Patch for SENTRY-2240 – DROP UDF Permission Issue in Sentry

Last week, I have discovered an issue in Sentry that it does not check permissions properly when a user is trying to DROP a function. To re-produce this is easy, simply create a function under a database using admin account, and make sure that one particular user does not have ANY permissions on the database that the UDF was created under. Then, try to use that user to DROP the function.

I immediately checked if there is any upstream JIRA reported, but I was not able to find any, hence I filed a new JIRA, please see SENTRY-2240.

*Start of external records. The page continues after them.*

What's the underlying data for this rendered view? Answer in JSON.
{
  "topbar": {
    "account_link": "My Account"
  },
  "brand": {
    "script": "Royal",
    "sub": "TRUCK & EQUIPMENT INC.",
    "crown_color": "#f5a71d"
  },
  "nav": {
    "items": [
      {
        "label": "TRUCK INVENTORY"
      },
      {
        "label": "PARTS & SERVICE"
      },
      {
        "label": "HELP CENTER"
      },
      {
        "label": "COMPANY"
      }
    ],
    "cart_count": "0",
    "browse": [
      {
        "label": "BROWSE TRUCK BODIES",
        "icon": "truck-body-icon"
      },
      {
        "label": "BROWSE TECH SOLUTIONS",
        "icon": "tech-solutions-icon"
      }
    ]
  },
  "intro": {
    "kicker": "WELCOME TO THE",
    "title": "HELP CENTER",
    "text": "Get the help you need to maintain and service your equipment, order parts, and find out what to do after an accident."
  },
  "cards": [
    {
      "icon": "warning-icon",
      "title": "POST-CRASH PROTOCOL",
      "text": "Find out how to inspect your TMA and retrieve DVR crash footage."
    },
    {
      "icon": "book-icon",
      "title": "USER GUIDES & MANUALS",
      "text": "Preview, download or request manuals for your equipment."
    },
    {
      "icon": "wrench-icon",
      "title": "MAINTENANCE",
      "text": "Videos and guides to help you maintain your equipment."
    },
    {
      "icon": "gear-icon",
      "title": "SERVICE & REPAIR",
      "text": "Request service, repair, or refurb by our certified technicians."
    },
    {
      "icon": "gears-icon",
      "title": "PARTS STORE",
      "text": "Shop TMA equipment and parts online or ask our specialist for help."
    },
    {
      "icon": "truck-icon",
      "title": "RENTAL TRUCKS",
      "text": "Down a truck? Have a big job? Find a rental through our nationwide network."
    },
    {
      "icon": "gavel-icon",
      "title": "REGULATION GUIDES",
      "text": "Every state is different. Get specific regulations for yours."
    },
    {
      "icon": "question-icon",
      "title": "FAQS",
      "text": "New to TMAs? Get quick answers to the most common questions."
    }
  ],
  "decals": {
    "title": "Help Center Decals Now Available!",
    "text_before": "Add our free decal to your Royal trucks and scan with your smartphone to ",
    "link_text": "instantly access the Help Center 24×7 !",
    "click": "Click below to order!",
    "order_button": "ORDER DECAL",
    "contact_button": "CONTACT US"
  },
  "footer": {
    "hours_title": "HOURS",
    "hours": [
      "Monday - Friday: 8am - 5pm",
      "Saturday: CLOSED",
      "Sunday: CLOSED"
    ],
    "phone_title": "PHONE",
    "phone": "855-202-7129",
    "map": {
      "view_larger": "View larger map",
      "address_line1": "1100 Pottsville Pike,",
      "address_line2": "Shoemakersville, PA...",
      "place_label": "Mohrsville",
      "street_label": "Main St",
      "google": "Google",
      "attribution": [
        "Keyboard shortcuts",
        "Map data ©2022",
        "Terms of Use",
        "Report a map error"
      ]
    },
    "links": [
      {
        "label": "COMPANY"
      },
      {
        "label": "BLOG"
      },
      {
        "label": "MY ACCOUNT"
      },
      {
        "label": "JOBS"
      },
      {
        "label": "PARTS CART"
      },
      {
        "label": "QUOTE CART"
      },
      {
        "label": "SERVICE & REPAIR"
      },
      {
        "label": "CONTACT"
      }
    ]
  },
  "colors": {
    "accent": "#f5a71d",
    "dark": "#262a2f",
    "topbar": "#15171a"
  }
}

I have done some patches before for Sqoop and Hive, however, I have not done any for Sentry yet, so I think this JIRA is a good one to start. I went ahead to check out Sentry code from github, examined through the code to see what was wrong and could see that for CREATE and DROP FUNCTION calls, Sentry does not care what database the user was under:

HiveAuthzBindingHook.java#L226
HiveAuthzBindingHook.java#L230

      case HiveParser.TOK_CREATEFUNCTION:
        ........

        // create/drop function is allowed with any database
        currDB = Database.ALL;
        break;
      case HiveParser.TOK_DROPFUNCTION:
        // create/drop function is allowed with any database
        currDB = Database.ALL;
        break;

I have spent last weekend thinking about and applying fixes and also updating test cases that are affected. I have forked into my repository and created a branch to track my changes until final version. Please refer to https://github.com/ericlin05/sentry/tree/SENTRY-2240.

If you have any comments on my patch or want to discuss it, please add your comments below.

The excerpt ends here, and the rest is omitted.